Newsom has yet to call a special session of the Legislature or declare a fiscal emergency as the state’s deficit is projected to pile up.

Assembly Republicans are calling on California Gov. Gavin Newsom to declare a fiscal emergency to address California’s budget crisis. 

The nonpartisan Legislative Analyst’s Office announced last month that the state is facing a $68 billion deficit. 


The big picture: According to the LAO, California is looking at a major deficit because tax payments have come in at much lower amounts than were projected. 

  • Asm. Vince Fong (R–Bakersfield), who is the Assembly Budget Committee Vice Chair, and Assembly Republican Leader James Gallagher (R–Yuba City) sent a letter to Newsom on Monday calling for a fiscal emergency. 

What they’re saying: In their letter, Fong and Gallagher chided Newsom for not calling a special session of the Legislature last month immediately after the LAO’s announcement. 
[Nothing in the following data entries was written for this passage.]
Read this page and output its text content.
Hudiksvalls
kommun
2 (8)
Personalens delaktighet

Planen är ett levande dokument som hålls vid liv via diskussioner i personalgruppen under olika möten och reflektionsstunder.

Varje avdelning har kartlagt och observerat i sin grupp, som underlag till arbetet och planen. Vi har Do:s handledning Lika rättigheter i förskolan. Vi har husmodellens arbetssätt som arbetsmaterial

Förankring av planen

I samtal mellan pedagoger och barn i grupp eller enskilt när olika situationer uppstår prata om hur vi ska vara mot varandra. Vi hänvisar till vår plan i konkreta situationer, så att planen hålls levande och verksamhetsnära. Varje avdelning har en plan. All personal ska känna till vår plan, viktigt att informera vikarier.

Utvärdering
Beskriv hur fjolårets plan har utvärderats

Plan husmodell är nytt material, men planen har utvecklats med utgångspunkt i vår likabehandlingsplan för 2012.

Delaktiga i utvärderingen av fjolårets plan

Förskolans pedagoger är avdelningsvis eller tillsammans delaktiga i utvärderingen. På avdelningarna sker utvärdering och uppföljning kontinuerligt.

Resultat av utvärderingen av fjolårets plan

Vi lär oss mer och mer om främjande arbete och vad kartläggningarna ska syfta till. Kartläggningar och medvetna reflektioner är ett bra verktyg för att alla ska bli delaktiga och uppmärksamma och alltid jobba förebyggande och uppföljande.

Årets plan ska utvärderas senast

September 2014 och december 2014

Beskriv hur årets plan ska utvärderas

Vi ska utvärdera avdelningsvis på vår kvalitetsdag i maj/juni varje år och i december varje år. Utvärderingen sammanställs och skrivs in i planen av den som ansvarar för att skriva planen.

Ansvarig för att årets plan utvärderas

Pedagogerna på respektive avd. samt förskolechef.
  • “You have chosen to do nothing but deflect instead of addressing the gravity of this problem,” the letter reads. 
  • The duo wrote that Newsom and legislative Democrats have added $17.3 Billion in new ongoing costs over the last three budgets despite knowing that the future budget projections were uncertain. 
  • “Unanticipated surpluses have receded and excessively high revenues are a thing of the past while spending has only increased,” the letter reads. “We unfortunately appear to be entering a new ‘normal’ for our revenue stream.” 
  • They called on underlying General Fund spending to be reduced to align with the new revenue stream, adding that the Legislature needs enough time to evaluate one-time and limited-term spending. 
  • “We continue to urge you to call for a special session, and now also declare a fiscal emergency to ensure that all possible solutions are employed to restore order to our fiscal state,” the letter reads. “While dipping into available reserves may be necessary to address revenue shortfalls, they should only be used judiciously to maintain core government programs. 
  • “Preparing now will lessen the pain for Californians who depend on state services. Waiting will only cause more harm and uncertainty if money continues to unabatedly drain.”